Doubling up is its own category of hidden homelessness. An established household temporarily absorbs extra people, often into already cramped conditions. Rooms burst at the seams and the bathrooms run on ever tighter schedules. It is a familiar scene for many, waking to find the floor covered with the sleeping bodies of visiting relatives. Some of them near strangers who once attended your third birthday.
One in eight households in Malé is overcrowded, and among overcrowded rented households, more than one in five routinely uses the kitchen, living room or storage room for sleeping. 
The Maldives has long recorded one of the highest divorce rates in the world. Jeju's* marriage, like so many, dissolved. Newly single, with young dependents, her situation was dire. Escaping spousal abuse demanded sacrifice. Jeju's sacrifice was the home she had built, traded for imminent housing precarity. For many divorced or separated people, there is no childhood home to return to and no means of securing new housing mid-month on a single income. A civil servant in Malé earns around MVR 15,920 (US$ 1,000) per month (2019 figures), while average rents stood at MVR 14,364 in 2022, a generous lowball by 2026 standards. Stagnant incomes collide with untameable rental prices, especially in Malé, where 74 percent of households rent.
A household in the capital spends 35 percent of its income on rent on average, a share that rises to 68 percent for the poorest tenth. Dual-income households barely keep afloat; single-income households sink.
Rarely seen on the streets, Malé's young hidden homeless make their condition look almost effortless.
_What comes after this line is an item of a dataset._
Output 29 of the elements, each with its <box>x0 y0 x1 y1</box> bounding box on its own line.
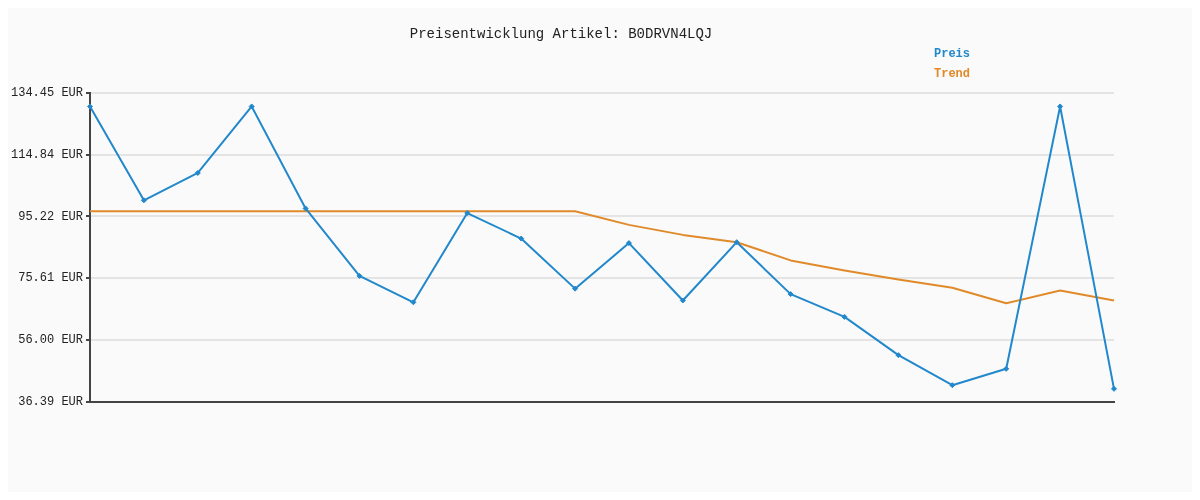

They show up to work and obligations, spend time with friends and family, and are largely untouched by the deprivations traditionally associated with homelessness: joblessness, lack of income, lack of education. Equipped, on paper, with everything needed to overcome homelessness, they remain stuck in an un-housing limbo.
The absence of visible homelessness keeps society comfortable enough to pretend the problem does not exist. Hidden homelessness thrives behind closed doors; unseen, uncounted and therefore unaddressed. Couch surfing and doubling up may shield young people from sleeping outdoors, but they deny them the stability, security and dignity of a real home. A home that is more than four walls, a roof and a makeshift bed.
*Names have been changed to protect the identities of those who shared their experiences.